Your travels through Seattle will make you cross paths with both human and infected enemies at about an even rate, though the two rarely intersect. In fact, when they do, things get a bit awkward as the AI is not quite sure how to handle itself. Elsewhere, when you're spotted by infected, they simply rush to attack you from all angles, and the humans begin trying to perform some strange maneuvers to flank you that has them running around a bit loopy. Sometimes enemies start searching for you in the opposite direction of where you were last seen, and sometimes they don't really react to finding bodies. There's definitely something left to be desired with the AI behavior, at least on Moderate difficulty.

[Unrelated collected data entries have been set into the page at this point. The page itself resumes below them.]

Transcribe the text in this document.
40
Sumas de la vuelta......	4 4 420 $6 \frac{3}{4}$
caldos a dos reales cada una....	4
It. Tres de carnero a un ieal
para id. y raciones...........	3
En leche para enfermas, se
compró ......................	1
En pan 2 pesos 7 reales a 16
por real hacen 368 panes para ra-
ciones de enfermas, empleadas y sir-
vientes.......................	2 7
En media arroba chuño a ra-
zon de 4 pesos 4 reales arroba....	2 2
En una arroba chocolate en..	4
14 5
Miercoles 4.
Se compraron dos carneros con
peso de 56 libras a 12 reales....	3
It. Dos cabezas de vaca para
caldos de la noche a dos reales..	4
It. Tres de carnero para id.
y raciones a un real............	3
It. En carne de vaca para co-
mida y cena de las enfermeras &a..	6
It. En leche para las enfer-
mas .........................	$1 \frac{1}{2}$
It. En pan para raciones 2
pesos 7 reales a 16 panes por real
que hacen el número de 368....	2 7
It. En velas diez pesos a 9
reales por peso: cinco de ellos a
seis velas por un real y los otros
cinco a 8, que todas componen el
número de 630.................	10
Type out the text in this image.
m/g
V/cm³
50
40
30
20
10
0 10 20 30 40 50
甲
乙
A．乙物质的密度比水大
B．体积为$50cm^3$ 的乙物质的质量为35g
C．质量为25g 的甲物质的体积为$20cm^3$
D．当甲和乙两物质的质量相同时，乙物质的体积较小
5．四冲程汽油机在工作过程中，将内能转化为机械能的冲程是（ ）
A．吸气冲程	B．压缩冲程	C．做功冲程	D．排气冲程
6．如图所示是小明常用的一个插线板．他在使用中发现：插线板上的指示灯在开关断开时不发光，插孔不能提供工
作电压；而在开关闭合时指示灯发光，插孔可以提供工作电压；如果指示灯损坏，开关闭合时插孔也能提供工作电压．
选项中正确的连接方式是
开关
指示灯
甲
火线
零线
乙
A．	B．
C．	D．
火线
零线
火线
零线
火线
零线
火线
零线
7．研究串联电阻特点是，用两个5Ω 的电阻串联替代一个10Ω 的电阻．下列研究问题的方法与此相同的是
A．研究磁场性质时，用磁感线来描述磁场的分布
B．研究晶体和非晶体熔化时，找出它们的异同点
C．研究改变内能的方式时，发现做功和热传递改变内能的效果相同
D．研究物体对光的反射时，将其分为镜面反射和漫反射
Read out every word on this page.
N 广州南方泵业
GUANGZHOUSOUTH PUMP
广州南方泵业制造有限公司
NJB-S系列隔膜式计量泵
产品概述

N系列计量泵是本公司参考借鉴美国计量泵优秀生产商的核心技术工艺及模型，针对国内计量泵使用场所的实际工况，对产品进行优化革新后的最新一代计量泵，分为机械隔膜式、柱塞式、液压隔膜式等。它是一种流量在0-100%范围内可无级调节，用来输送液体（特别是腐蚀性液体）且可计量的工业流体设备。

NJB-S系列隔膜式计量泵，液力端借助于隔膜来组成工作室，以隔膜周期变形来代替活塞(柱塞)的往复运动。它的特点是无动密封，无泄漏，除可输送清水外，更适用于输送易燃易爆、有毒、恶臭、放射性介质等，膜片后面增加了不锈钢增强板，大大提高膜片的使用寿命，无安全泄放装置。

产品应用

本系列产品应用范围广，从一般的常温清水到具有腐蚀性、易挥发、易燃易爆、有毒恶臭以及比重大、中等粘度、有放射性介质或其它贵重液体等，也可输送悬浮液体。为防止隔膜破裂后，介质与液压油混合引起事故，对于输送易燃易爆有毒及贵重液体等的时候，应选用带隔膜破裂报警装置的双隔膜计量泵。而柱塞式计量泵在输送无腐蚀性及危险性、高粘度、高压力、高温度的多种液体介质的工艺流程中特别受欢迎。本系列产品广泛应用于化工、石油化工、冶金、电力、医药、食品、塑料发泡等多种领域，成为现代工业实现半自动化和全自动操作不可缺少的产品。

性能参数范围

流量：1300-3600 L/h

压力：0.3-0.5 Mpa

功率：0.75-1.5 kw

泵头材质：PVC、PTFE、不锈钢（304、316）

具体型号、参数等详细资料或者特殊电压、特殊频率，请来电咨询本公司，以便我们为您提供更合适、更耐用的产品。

As a first-party exclusive title, and one that focuses on a cinematic approach, there's no questioning the game's presentation prowess. The Last of Us Part II looks very good on the base model PS4, offering sharp visuals with high resolution textures, great lighting effects, and moody vistas of the city. The details of each abandoned building and forgotten tunnel continue to be impressive. Ellie's animations are smooth and precise for the most part, though things can sometimes look a bit awkward during melee combat in particular. The audio design is equally strong, with good voice acting, great sound effects and environmental sounds that add to the strong atmosphere. The framerate stays locked in, and on the whole the game performs solidly, as exclusives usually do. There are occasional small issues - enemies spawning in front of you, visual glitches - but these are rare.
The game also offers welcome modern options, such as encounter select. The difficulty can be adjusted at any time now, which affects the resources you find and how aware and punishing the AI is. There are also tons of accessibility tweaks, anything from solving the puzzles for you to always highlighting foes automatically. After you beat the game, you can start again with New Game+, keeping your weapons and perks.
But perhaps the most impressive part of the package is the motion and facial expressions. Sure, there are plenty of games these days that pour resources into highly detailed faces, but Part II stands out in its purely natural feel. It's almost on the levels of LA Noire, but without the uncanny valley; the emotions and small facial expressions look stirringly realistic, and the game's best moments come during natural small talk, rather than the pre-planned dramatic scenes.
The Last of Us Part II is a sequel that builds on a solid foundation, but fails to capture the lightning in a bottle that was the first game. On paper, it's a bigger game - the levels are large, exploration plentiful, enemy and item variety slightly expanded, and it has a pair of adventures to get stuck into. And yet, while still propped up by its solid gameplay, the characters are not as endearing, and the story struggles under its own weight and structure. This is a great looking game, but just like its narrative, it may just prove to be a tale of two halves between fans of new and old.
A digital code was provided by the publisher for the purposes of this review.